Nous sommes à Montauban, en 1944. La division Das Reich s'apprête à rejoindre le front de Normandie. Les SS sont nerveux , les partisans multiplient les actions « terroristes ». La milice sent sa fin prochaine et fait des descentes de plus en plus fréquentes à l'hôpital où Julien Dandieu, chirurgien, opère sans relâche, aussi bien les « saboteurs » que ses autres malades. A cette époque cela ne va pas sans conséquence. Un jour où les menaces du chef milicien lui paraissent sérieuses, il décide d'envoyer sa femme et sa fille attendre la fin du cauchemar, dans un hameau perdu dont il est le châtelain. Ce devrait être l'abri idéal. Le village va subir le sort d'Oradour... Lorsque Julien découvre le massacre les SS bambochent toujours au château. Ivre de douleur, le mouchoir enfoncé dans la bouche pour ne pas hurler à la mort, Julien sort d'une cache le vieux fusil de chasse de son grand-père. Profitant des Issues secrètes et des souterrains du château, d'un miroir sans tain, il va, méthodiquement, exterminer un à un les tueurs de ce qui était sa vie.

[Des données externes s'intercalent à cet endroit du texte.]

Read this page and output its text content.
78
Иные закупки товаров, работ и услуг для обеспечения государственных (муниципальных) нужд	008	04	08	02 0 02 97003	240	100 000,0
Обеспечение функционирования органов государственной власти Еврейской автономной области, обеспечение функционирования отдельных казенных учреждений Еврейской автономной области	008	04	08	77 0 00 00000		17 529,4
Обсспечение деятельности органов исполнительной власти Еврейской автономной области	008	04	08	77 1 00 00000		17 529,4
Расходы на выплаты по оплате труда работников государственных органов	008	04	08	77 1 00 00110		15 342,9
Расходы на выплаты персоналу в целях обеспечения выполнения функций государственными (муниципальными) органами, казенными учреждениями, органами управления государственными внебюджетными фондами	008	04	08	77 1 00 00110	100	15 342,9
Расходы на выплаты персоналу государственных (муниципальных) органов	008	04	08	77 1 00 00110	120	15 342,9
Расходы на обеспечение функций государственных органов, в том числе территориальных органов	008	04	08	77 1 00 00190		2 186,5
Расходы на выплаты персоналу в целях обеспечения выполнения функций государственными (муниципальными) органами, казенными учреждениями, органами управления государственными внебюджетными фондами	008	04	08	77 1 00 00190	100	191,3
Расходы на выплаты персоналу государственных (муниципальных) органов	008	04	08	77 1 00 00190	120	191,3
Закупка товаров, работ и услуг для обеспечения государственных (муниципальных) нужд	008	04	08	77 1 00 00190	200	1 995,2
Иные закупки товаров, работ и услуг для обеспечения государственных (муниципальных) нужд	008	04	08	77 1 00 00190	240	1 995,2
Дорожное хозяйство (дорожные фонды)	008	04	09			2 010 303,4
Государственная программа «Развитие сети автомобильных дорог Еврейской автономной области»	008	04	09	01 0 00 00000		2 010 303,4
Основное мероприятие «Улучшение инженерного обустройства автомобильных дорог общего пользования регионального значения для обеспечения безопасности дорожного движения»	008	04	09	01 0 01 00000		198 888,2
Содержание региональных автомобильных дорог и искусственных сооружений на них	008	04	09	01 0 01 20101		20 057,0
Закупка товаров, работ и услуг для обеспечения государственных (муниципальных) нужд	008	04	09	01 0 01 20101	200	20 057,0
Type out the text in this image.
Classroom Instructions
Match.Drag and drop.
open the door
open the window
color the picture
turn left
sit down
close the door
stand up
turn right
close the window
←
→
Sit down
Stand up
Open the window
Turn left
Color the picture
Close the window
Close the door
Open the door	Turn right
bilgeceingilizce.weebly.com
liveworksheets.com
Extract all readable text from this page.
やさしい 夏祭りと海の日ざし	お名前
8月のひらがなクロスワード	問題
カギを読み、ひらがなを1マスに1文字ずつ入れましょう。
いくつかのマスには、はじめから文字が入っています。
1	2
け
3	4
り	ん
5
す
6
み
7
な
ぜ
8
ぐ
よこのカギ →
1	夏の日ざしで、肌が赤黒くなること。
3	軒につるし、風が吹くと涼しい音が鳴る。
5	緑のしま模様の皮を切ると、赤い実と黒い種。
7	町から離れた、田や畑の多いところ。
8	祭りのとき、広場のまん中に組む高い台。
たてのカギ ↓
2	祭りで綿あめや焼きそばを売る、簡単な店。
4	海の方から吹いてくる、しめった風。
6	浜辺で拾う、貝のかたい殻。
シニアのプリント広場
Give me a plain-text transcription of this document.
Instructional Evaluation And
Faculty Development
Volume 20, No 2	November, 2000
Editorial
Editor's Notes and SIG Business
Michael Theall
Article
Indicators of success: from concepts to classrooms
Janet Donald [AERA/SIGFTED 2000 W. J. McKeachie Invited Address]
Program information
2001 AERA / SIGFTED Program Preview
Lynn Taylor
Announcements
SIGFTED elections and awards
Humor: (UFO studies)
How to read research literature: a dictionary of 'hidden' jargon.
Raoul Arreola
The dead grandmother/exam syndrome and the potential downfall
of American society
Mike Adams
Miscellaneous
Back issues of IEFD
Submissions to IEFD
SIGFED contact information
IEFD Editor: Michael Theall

Julien Dandieu, c'est Philippe Nolret. Plus vrai, plus naturel, plus humain, on ne saurait imaginer : sous son flegme, sous sa pudeur et sa discrétion perce une silencieuse tendresse qui fait chaud au cœur. La façon dont il joue, quasiment pétrifié, la scène du coup de foudre avec Romy Schneider, est, tout bonnement, admirable. Elle, c'est le frémissement d'une sensibilité à fleur de nerfs, la grâce vulnérable et dans l'œil, parfois, une touche de désastre qui fait frissonner.
Est-ce assez dire que "Le Vieux Fusil" est un film réussi ? Mais surtout dans cette tragédie, dont Enrico ne gomme pas les atrocités, ce qui nous bouleverse le plus, ce n'est pas tant la barbarie et l'horreur que le destin de cet homme bon si doué pour le bonheur. Un homme qui aimait ses semblables, ses amis, sa femme, sa fille, et son chien.